Андреев желал лично участвовать в репетициях, чем конечно же весьма раздражал Станиславского. Еще в сентябре в многостраничном послании он исповедался Константину Сергеевичу, в письме этом автор высказал несколько радикальных мыслей относительно актерского исполнения его пьесы: называя «Жизнь человека» не драмой, а представлением, Андреев мечтал, что «…сцена должна дать только отражение жизни. Ни на одну минуту зритель не должен забывать, что стоит перед картиною, что он находится в театре и перед ним — актеры, изображающие то-то и то-то. И сами актеры не должны забывать, что они актеры и что перед ними — зрительный зал. Как дать такое соединение: захватывающую игру и одновременно — искусственность, и можно ли дать — я не знаю» [374]. Этого, увы, не знал и Станиславский, и, думаю, он был последним из режиссеров, кто в 1907 году мог хотя бы задуматься над подобной идеей. Наоборот, Константин Сергеевич как раз страстно размышлял о том, как можно в таких искусственных условиях, как сцена, заставить актера забыть, что перед ним зритель, а зрителя убедить, что перед ним проходят картины подлинной жизни.
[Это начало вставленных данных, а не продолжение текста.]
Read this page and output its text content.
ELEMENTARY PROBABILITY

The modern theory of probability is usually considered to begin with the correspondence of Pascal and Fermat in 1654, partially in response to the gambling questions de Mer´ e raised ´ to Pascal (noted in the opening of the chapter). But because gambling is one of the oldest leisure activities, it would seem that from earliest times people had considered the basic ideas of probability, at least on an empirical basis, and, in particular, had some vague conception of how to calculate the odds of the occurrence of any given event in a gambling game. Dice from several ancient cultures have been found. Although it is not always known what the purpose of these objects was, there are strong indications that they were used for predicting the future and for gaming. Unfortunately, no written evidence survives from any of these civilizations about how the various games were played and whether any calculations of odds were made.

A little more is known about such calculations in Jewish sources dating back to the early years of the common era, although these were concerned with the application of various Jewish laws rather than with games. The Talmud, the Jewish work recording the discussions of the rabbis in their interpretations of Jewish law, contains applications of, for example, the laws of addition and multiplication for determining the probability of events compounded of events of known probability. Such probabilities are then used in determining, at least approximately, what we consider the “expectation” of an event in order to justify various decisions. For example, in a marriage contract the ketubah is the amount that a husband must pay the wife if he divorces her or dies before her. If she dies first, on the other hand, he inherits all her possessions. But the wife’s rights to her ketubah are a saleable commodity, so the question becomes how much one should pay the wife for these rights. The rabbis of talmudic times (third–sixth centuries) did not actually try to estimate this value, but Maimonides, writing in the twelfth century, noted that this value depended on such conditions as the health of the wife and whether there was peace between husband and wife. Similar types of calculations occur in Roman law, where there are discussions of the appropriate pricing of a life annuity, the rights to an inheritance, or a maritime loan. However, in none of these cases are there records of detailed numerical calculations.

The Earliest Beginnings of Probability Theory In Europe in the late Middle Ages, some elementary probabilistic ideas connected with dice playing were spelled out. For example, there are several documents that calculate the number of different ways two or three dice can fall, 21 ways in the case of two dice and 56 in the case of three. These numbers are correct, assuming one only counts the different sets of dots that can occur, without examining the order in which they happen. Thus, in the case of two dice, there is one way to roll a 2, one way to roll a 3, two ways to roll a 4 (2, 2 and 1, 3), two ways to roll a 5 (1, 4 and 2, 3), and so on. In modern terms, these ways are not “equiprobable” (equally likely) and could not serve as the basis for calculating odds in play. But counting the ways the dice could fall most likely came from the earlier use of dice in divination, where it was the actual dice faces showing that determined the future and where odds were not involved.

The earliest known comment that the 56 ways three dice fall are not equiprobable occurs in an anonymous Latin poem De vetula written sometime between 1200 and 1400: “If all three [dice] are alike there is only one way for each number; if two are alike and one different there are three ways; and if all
Станиславский всю свою жизнь был погружен в идею создания «правильного» иллюзорного театра, Андреев же — как говорилось уже не раз — мечтал о театре неиллюзорном. Впрочем, по улицам баварского города Аугсбург уже — с ранцем за спиной — бегал мальчишка, которому через два-три десятилетия удастся соединить «захватывающую игру и искусственность», и тогда — на смену иллюзорному — в мир придет брехтовский — неиллюзорный театр. Увы, Андреев не будет свидетелем театральных опытов Бертольда Брехта, однако в какой-то мере считается ныне его предтечей.
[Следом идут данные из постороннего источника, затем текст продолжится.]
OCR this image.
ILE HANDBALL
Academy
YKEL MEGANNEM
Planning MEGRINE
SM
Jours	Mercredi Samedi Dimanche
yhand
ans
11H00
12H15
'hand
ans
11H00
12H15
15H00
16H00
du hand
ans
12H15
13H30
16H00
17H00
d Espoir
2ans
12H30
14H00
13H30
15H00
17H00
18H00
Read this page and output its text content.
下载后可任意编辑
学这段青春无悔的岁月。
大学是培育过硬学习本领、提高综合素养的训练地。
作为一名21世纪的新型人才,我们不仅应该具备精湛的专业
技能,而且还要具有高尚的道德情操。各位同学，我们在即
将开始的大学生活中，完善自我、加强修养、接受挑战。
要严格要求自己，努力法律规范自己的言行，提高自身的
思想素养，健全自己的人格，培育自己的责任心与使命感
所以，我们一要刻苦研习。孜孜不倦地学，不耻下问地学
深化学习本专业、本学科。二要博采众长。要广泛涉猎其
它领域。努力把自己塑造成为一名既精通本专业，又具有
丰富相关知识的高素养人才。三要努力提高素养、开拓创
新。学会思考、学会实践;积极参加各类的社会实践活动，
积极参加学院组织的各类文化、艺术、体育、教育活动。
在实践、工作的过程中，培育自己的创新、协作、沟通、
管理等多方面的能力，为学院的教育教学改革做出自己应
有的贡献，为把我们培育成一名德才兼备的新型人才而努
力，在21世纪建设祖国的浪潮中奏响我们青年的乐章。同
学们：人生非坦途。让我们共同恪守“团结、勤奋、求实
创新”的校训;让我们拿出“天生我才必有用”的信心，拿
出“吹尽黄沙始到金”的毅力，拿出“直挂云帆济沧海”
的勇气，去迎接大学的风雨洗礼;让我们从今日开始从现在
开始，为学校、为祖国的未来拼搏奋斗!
Итак, посмотрим, что же получилось в результате союза столь непримиримых художников? «С чего начинать? — размышляет в ночь с 12 на 13 декабря 1907 года рецензент газеты „Голос“ А. Тимофеев. — С выражения ли горькой досады на Л. Андреева, что писатель… решился опубликовать и даже поставить на сцене произведение — явно неудачное? Или с оценки… той высокой художественности, которой отмечена постановка и исполнение в Художественном театре „Жизни Человека“?» [375]А вот и высказывание, прямо противоположное. «Идея пустоты заменена стращанием, лубочность Бердслеем, трагедия безвкусицы — безвкусной трагедией, — так отнесся к воплощению „Жизни…“ в МХТ уже знакомый нам столичный критик А. Кугель. — Станиславский груб в своем символизме, доводя его до простой аллегории, как груб в реализме, опуская его до натурализма. Он не вслушался в пьесу Андреева» [376]. Верхом нелепицы Кугелю показался тот штрих, что восковая свеча в руке клерка Судьбы была заменена режиссером электрической лампой.
Собственно, вся критика разделилась на «андреевцев» и «станиславцев»: одни считали, что прославленные актеры МХТ оказались бессильны в пьесе Андреева, а серьезность, с которой игралась «Жизнь…», вообще ей противопоказана; другие — что МХТ открыл для себя новую дорогу и Станиславский «переиграл» Мейерхольда на его территории. Кто же из них был прав?
Конечно же черный бархат, примененный в «Жизни…», дал определенный эффект. «В пьесе Андреева жизнь человека является даже не жизнью, а лишь ее схемой, ее общим контуром, — утверждал Станиславский. — Я достиг этой контурности, этой схематичности и в декорации, сделав ее из веревок. Они, как прямые линии в упрошенном рисунке, намечали лишь очертания комнаты, окон, дверей, столов, стульев. Представьте себе, что на огромном черном листе, которым казался из зрительной залы портал сцены, проложены белые линии, очерчивающие в перспективе контуры комнаты и ее обстановки. За этими линиями чувствуется со всех сторон жуткая, беспредельная глубина». Это решение произвело впечатление и на зрителя, и на рецензентов: «Первая картина — рождение человека… Не какая-нибудь данная, конкретная, определенная комната в том или ином стиле, взятом из прошлого или настоящего, — а схема комнаты. Сцена представляет комнату углом с ярко подчеркнутыми гранями, где сходятся стены и потолок, с нарисованными серебристыми окнами, кошмарными, уродливыми. Схематичные стулья серебряные, простые, схематичная этажерка, сливающаяся с фоном стен и пола, кошмарные фигуры бесшумно передвигающихся старух… Все это не простая, яркая, угловатая действительность, а эхо, отголосок, сон, бред действительности» [377].